Arbeitsgruppe Gebäude - Quartier - Stadt

Mehr als 40 Prozent des Energieverbrauchs in Deutschland und Europa wird in Gebäuden verursacht. Aktuelle bau- und anlagentechnische Innovationen erlauben es, Gebäudekonzepte zu realisieren, die nahezu keinen Energiebedarf mehr aufweisen oder sogar zu Energieüberschuss führen. Die Gebäude der Zukunft können zu Minikraftwerken werden. Städte und Kommunen spielen bei der Planung und Umsetzung von langfristigen Projekten der Energiewende eine entscheidende Rolle. Der Umbau der Energiesysteme in Richtung einer zuverlässigen, effizienten und erneuerbaren Energieversorgung kann nur auf lokaler Ebene umgesetzt werden. Bei dieser Entwicklung ist ein besonderes Augenmerk auf den Gebäudeverbund in Siedlungen und Stadtteilen zu werfen, um eine wirtschaftliche Verwertung von Überschüssen im Wärme- und Strombereich zu ermöglichen.

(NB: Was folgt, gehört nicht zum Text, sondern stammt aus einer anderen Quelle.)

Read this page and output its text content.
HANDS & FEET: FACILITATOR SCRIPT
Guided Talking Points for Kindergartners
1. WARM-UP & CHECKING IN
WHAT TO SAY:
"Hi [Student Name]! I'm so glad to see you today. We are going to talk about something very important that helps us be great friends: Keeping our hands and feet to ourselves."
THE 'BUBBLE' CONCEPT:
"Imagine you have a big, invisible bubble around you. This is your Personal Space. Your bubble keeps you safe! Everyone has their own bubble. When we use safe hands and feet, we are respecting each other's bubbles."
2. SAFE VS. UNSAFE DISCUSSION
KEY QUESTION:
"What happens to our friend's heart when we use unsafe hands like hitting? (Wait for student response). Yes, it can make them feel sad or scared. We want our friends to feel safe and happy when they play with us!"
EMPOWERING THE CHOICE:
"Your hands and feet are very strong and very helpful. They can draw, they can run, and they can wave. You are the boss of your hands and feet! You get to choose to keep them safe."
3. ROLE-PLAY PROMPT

Die Arbeitsgruppe »Gebäude – Quartier – Stadt« arbeitet in einer Vielzahl von Projekten an den Zielen des besonders energieeffizienten und nachhaltigen Bauens und Wohnens. So konnte sie sich im Rahmen des Wettbewerbs »Energieeffiziente Stadt« des BMBF gleich mit zwei der fünf Siegerstädte erfolgreich bewerben. Im Projekt »Stadt mit Energieeffizienz – SEE Stuttgart« geht es dabei vor allem um eine intensivere Einbindung der Energieversorger, Wohnungswirtschaft, Industrie und Bevölkerung zur Steigerung der Energieeffizienz. Das Projekt »Wolfhagen 100% EE« dagegen strebt die Umwandlung des Energiesystems der Kleinstadt hin zu einer Vollversorgung mit erneuerbaren Energien an.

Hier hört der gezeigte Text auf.